How much do I get paid?

This is the other question interviewers hate to be asked. You will find out how much the role pays when they formally offer you the job, if not earlier. Asking the question at the first opportunity you get makes you look like you only care about the money and not about the people you will work with the work you will be doing. Although you may think it important to find out exactly how much you can expect, it is always better to wait until later to ask.

What benefits do I get?

Similar to asking about the salary, asking about vacation or sick days doesn’t paint you in the best light. By focusing so heavily on what the company can do for you, you’re not showing the interviewer what you can do for the company.

Do I get to work from home?

If the position allows for opportunities to work from home it would have been made clear in the job ad or during the interview. Asking this type of question so early may indicate that you aren’t able to work as part of a team. Save this question until you get the job and you have more of a feel for how the company works.

How many hours will I have to work?

Although you might be concerned about fitting in the work schedule into your life there are better ways to approach that topic. Asking how many hours makes it seem like you are finding about the bare minimum expected from you. It doesn’t make you particularly desirable from the interviewer’s perspective.

How late can I get to work?

Flexible work schedules are becoming more popular and many employers are beginning to incorporate changing start and end times. By focusing on the late part however it implies again that you are looking for ways to cut corners. Better to save questions about flexibility until later in the process.

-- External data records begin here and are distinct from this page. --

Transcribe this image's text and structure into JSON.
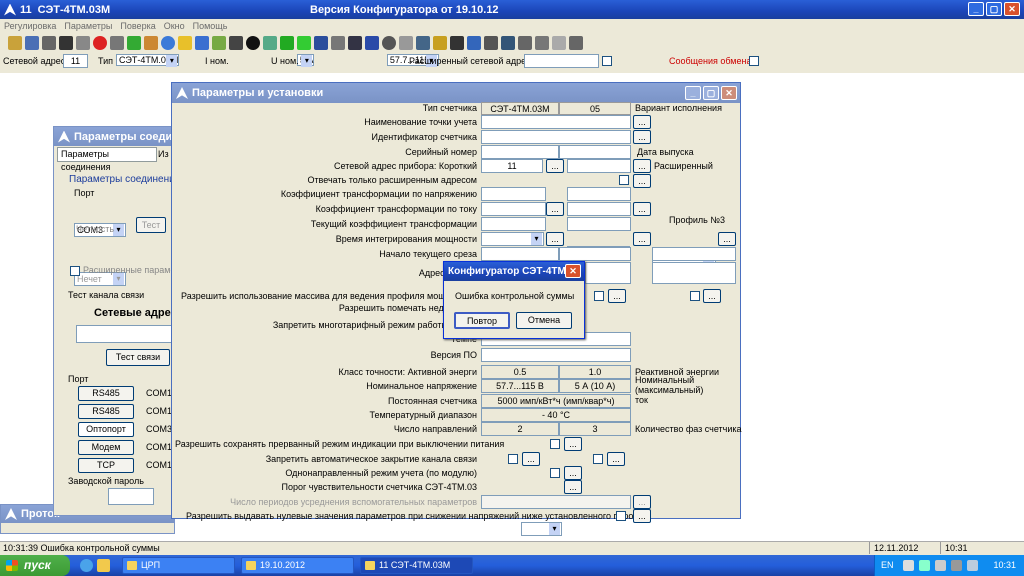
{
  "app": {
    "title_prefix": "11",
    "title_device": "СЭТ-4ТМ.03М",
    "title_center": "Версия Конфигуратора  от 19.10.12"
  },
  "menu": [
    "Регулировка",
    "Параметры",
    "Поверка",
    "Окно",
    "Помощь"
  ],
  "addr_bar": {
    "net_addr_label": "Сетевой адрес",
    "net_addr_value": "11",
    "type_label": "Тип",
    "type_value": "СЭТ-4ТМ.03М",
    "inom_label": "I ном.",
    "inom_value": "5 A",
    "unom_label": "U ном.",
    "unom_value": "57.7...115 В",
    "ext_addr_label": "Расширенный сетевой адрес",
    "msg_label": "Сообщения обмена"
  },
  "conn_window": {
    "title": "Параметры соединения",
    "tab1": "Параметры соединения",
    "tab2": "Из",
    "group": "Параметры соединения",
    "port_label": "Порт",
    "port_value": "COM3",
    "test_btn": "Тест",
    "parity_label": "Четность",
    "parity_value": "Нечет",
    "ext_params": "Расширенные параметр",
    "channel_test": "Тест канала связи",
    "net_addr": "Сетевые адре",
    "test_conn_btn": "Тест связи",
    "port_group": "Порт",
    "ports": [
      {
        "btn": "RS485",
        "com": "COM1"
      },
      {
        "btn": "RS485",
        "com": "COM1"
      },
      {
        "btn": "Оптопорт",
        "com": "COM3"
      },
      {
        "btn": "Модем",
        "com": "COM1"
      },
      {
        "btn": "TCP",
        "com": "COM1"
      }
    ],
    "factory_pwd": "Заводской пароль"
  },
  "proto_window": {
    "title": "Проток"
  },
  "params_window": {
    "title": "Параметры и установки",
    "rows": {
      "meter_type": "Тип счетчика",
      "meter_type_val": "СЭТ-4ТМ.03М",
      "meter_type_num": "05",
      "variant": "Вариант исполнения",
      "point_name": "Наименование точки учета",
      "meter_id": "Идентификатор счетчика",
      "serial": "Серийный номер",
      "release_date": "Дата выпуска",
      "net_addr": "Сетевой адрес прибора: Короткий",
      "net_addr_val": "11",
      "extended": "Расширенный",
      "reply_ext": "Отвечать только расширенным адресом",
      "kt_voltage": "Коэффициент трансформации по напряжению",
      "kt_current": "Коэффициент трансформации по току",
      "kt_current_now": "Текущий коэффициент трансформации",
      "profile3": "Профиль №3",
      "integration": "Время интегрирования мощности",
      "slice_start": "Начало текущего среза",
      "cur_addr": "Адрес текуще",
      "allow_profile": "Разрешить использование массива для ведения профиля мощност",
      "allow_mark": "Разрешить помечать недостовер",
      "forbid_multi": "Запретить многотарифный режим работы тариф",
      "temp": "Темпе",
      "fw": "Версия ПО",
      "accuracy": "Класс точности: Активной энерги",
      "acc_active": "0.5",
      "acc_reactive": "1.0",
      "reactive": "Реактивной энергии",
      "nominal_voltage": "Номинальное напряжение",
      "nv_val": "57.7...115 В",
      "nc_val": "5 А (10 А)",
      "nominal_current": "Номинальный (максимальный) ток",
      "constant": "Постоянная счетчика",
      "constant_val": "5000 имп/кВт*ч (имп/квар*ч)",
      "temp_range": "Температурный диапазон",
      "temp_range_val": "- 40 °С",
      "directions": "Число направлений",
      "directions_val": "2",
      "phases_val": "3",
      "phases": "Количество фаз счетчика",
      "save_break": "Разрешить сохранять прерванный режим индикации при выключении питания",
      "forbid_close": "Запретить автоматическое закрытие канала связи",
      "unidirect": "Однонаправленный режим учета (по модулю)",
      "sensitivity": "Порог чувствительности счетчика СЭТ-4ТМ.03",
      "aux_periods": "Число периодов усреднения вспомогательных параметров",
      "zero_values": "Разрешить выдавать нулевые значения параметров при снижении напряжений ниже установленного порога"
    },
    "dots": "..."
  },
  "dialog": {
    "title": "Конфигуратор СЭТ-4ТМ",
    "message": "Ошибка контрольной суммы",
    "retry": "Повтор",
    "cancel": "Отмена"
  },
  "status_bar": {
    "message": "10:31:39  Ошибка контрольной суммы",
    "date": "12.11.2012",
    "time": "10:31"
  },
  "taskbar": {
    "start": "пуск",
    "tasks": [
      "ЦРП",
      "19.10.2012",
      "11  СЭТ-4ТМ.03М"
    ],
    "lang": "EN",
    "clock": "10:31"
  },
  "colors": {
    "title_blue": "#1b45b8",
    "desktop": "#ece9d8",
    "taskbar": "#245edb",
    "start": "#3c9a34"
  }
}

Will I be promoted quickly?

This question, whilst looking like it shows enthusiasm and ambition instead makes it look like you are trying to get out of the role you are applying for. The employer doesn’t want to have to replace you in a couple of months and wants to know that you are committed to the role. Remember, you don’t want to focus too heavily on what the company is doing for you.

Is there a background check? / Do you do drug testing here? / Will you check my social media?

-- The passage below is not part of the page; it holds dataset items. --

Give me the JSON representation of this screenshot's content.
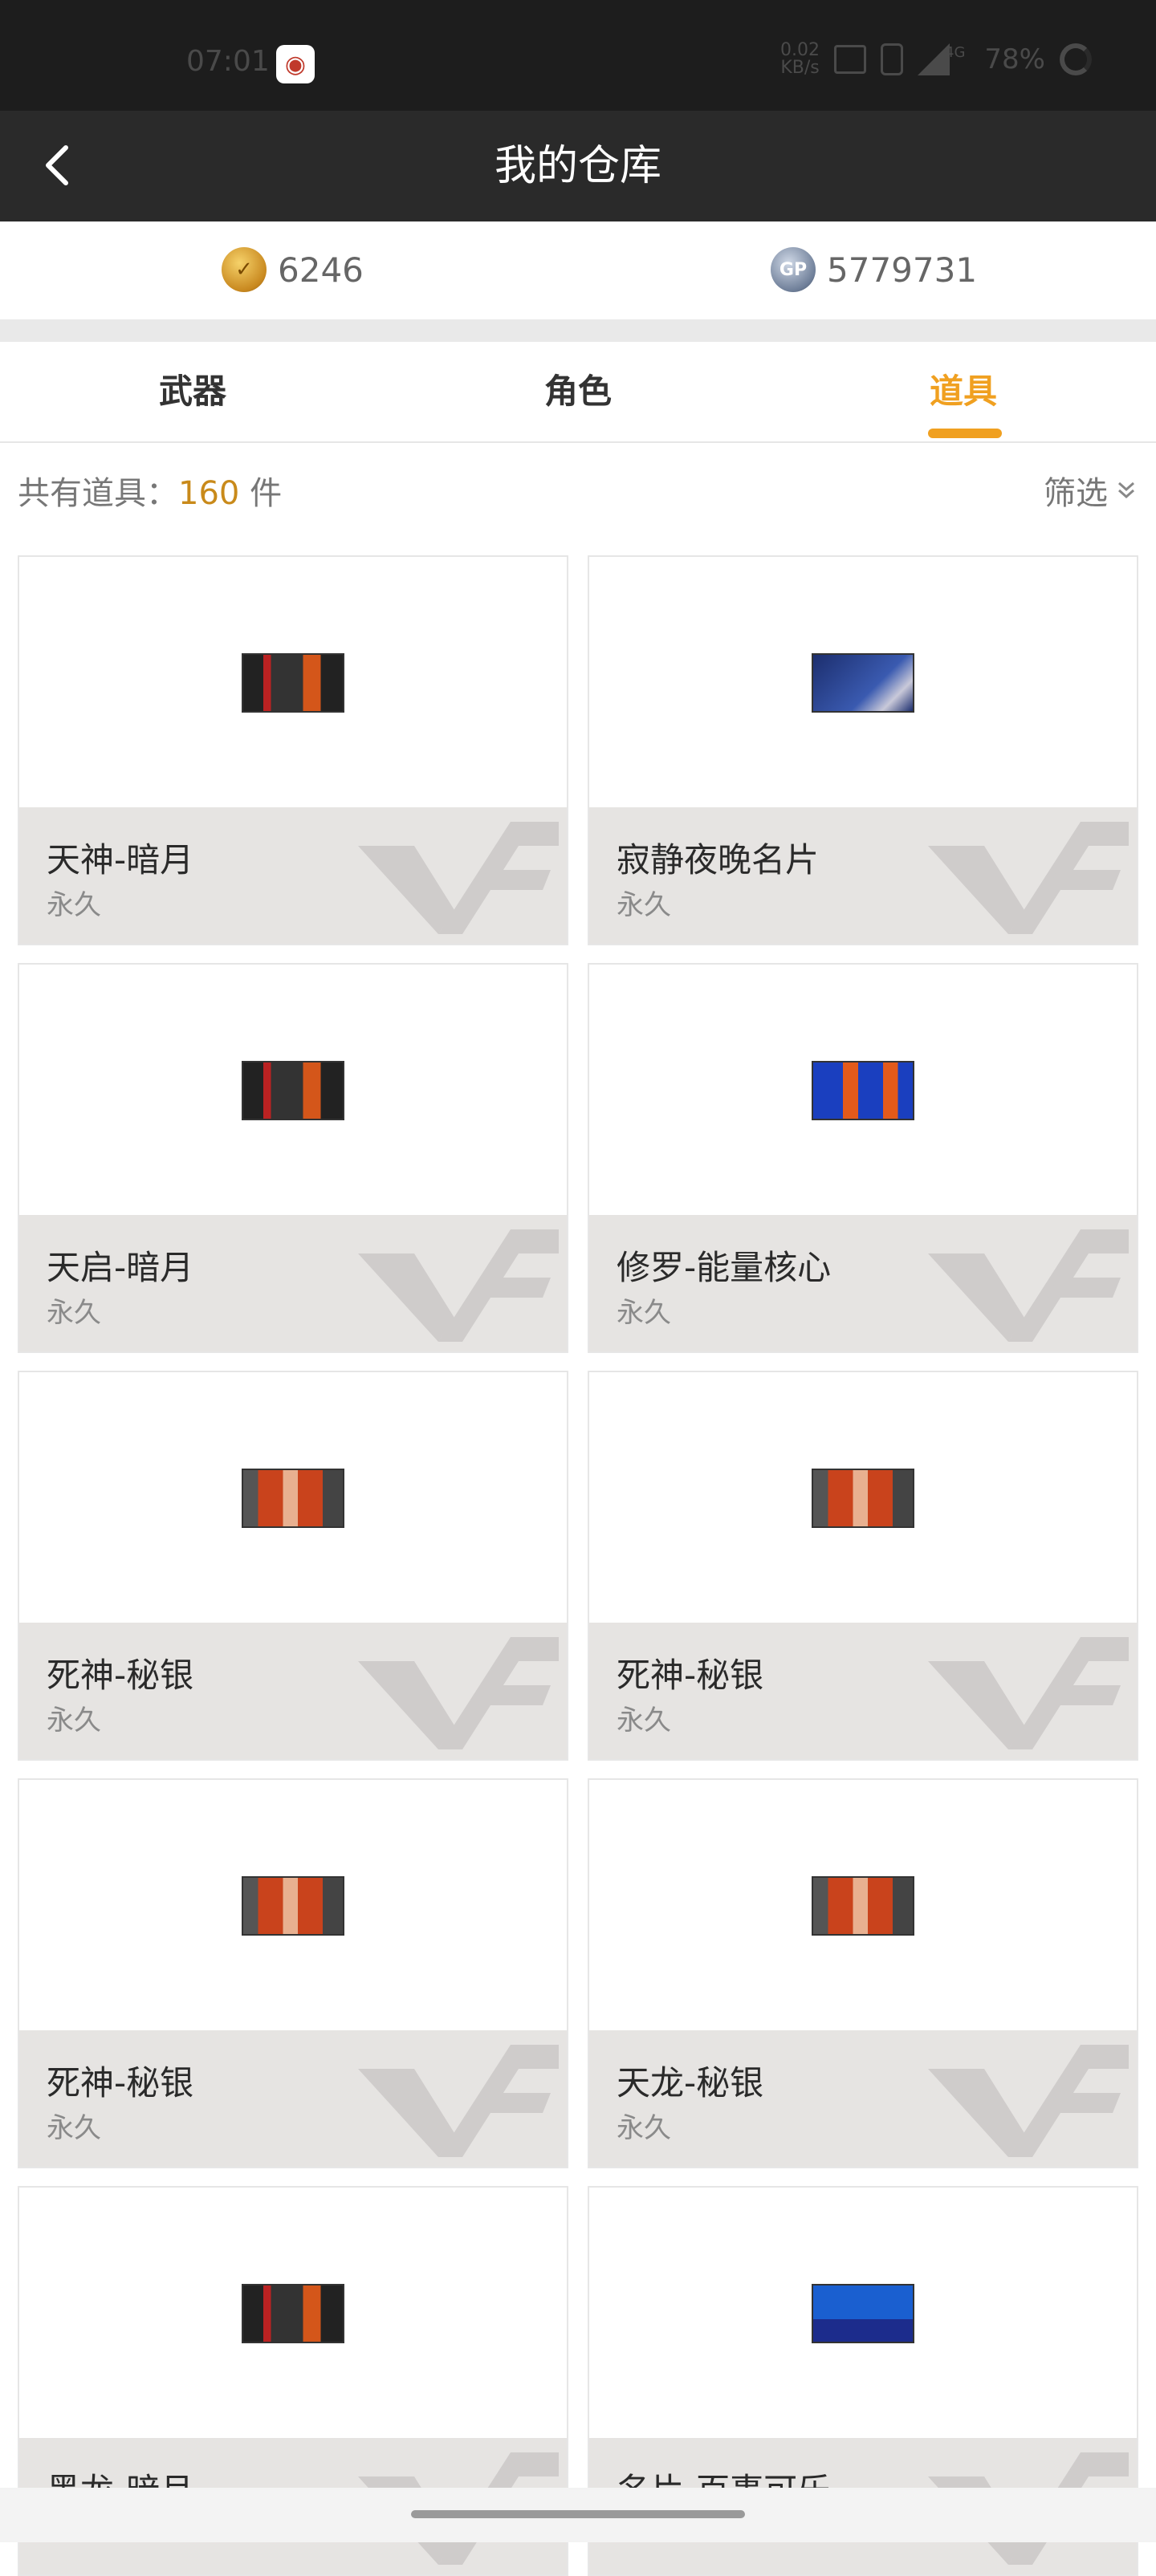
{
  "status_bar": {
    "time": "07:01",
    "net_speed": "0.02",
    "net_speed_unit": "KB/s",
    "network": "4G",
    "battery": "78%"
  },
  "header": {
    "title": "我的仓库"
  },
  "balances": {
    "coin": "6246",
    "gp_label": "GP",
    "gp": "5779731"
  },
  "tabs": [
    {
      "label": "武器",
      "active": false
    },
    {
      "label": "角色",
      "active": false
    },
    {
      "label": "道具",
      "active": true
    }
  ],
  "count": {
    "label": "共有道具：",
    "value": "160",
    "unit": "件"
  },
  "filter_label": "筛选",
  "items": [
    {
      "name": "天神-暗月",
      "term": "永久",
      "thumb": "weapon-dark"
    },
    {
      "name": "寂静夜晚名片",
      "term": "永久",
      "thumb": "night"
    },
    {
      "name": "天启-暗月",
      "term": "永久",
      "thumb": "weapon-dark"
    },
    {
      "name": "修罗-能量核心",
      "term": "永久",
      "thumb": "blue-orange"
    },
    {
      "name": "死神-秘银",
      "term": "永久",
      "thumb": "flame"
    },
    {
      "name": "死神-秘银",
      "term": "永久",
      "thumb": "flame"
    },
    {
      "name": "死神-秘银",
      "term": "永久",
      "thumb": "flame"
    },
    {
      "name": "天龙-秘银",
      "term": "永久",
      "thumb": "flame"
    },
    {
      "name": "黑龙-暗月",
      "term": "",
      "thumb": "weapon-dark"
    },
    {
      "name": "名片-百事可乐",
      "term": "",
      "thumb": "pepsi"
    }
  ],
  "colors": {
    "accent": "#f0a020",
    "header_bg": "#2a2a2a",
    "card_bottom": "#e6e4e2"
  }
}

Details of background checks will usually be given in the job ad ahead of time. Don’t stress out though, there are protections in place for job seekers with criminal records. It is always good practice to have an employer-safe social media presence even if they don’t check it – although many do – you never know who may be looking. Generally you want to avoid any type of questions that may lead the interviewer to ask what you may be hiding.

*No Question*

Not asking a question means that the interviewer will fill in the blanks about why you don’t want to know anything. They may assume that you haven’t researched the company well enough or you don’t care enough to ask anything. Even worse they might think that you are desperate for any job rather than a job with their particular company. Alternatively, they might think the job now doesn’t interest you. Don’t give them that opportunity and ask them something. Better yet, ask them one of the following questions.

Best Interview Questions to Ask

What are the next steps in the application process?

This shows that you are excited at the prospect of working with the company. Importantly, it will also give you a better idea of what to expect in the coming weeks. Another round of interviews, a phone call, an email. Unless the interviewer has already explained it, this question is pretty much always useful to ask.

What are some opportunities for growth?

This question shows that you are ambitious about working with the company and want to be able to develop and grow alongside the business. It can give you a better idea of what previous people in your position have done and what the employer may expect from you.

What do you like most about the company?

Asking this question can allow you to get a real feel for the company. If the interviewer hesitates or can’t provide a solid answer then you might change how you feel about working for that company. On the other hand, if they are passionate and immediately tell you how much they love their job then you might realise that this could be a great place to work. It also allows you to engage with the interviewer in a positive way.

What are some major projects that I would be working on?

This shows that you are eager to start and excited to learn what you will be a part of. It can also help to give you a timeline of how quickly they expect you to get up to speed and what expectations they have for the role.

Could you give me some examples of the company’s culture?

Although many companies talk a lot about their culture, not all of them can put that into practice. If the interviewer is able to give solid examples, then you know that the company is focused on putting its words into practice and you can expect an experience similar to what’s written on the box. If they aren’t aware of the culture in practice it might make you second guess that company’s desire to focus on their values.

Next Steps

That’s it. Congratulations! You made it through one of the biggest hurdles of any interview. Asking the right interview questions can be daunting but can give you an edge on your competition. Since you are most likely at the end, all you have to do now is answer any more questions, say goodbye politely, shakes hands and smile and wait to hear how you went.

If you’ve asked them what the application process looks like (which you definitely should!) you should have a good idea of when you will hear back from them. If it gets to that point it is well worth sending an email to the interviewer or calling to the company to see how your application is going.

In the meantime, consider sending a thank you email to each person in the interview room. If you are going to send a thank you, it’s best done as soon after the interview as possible. This is one more opportunity to show your eagerness to work with the company and to demonstrate that you are professional and courteous.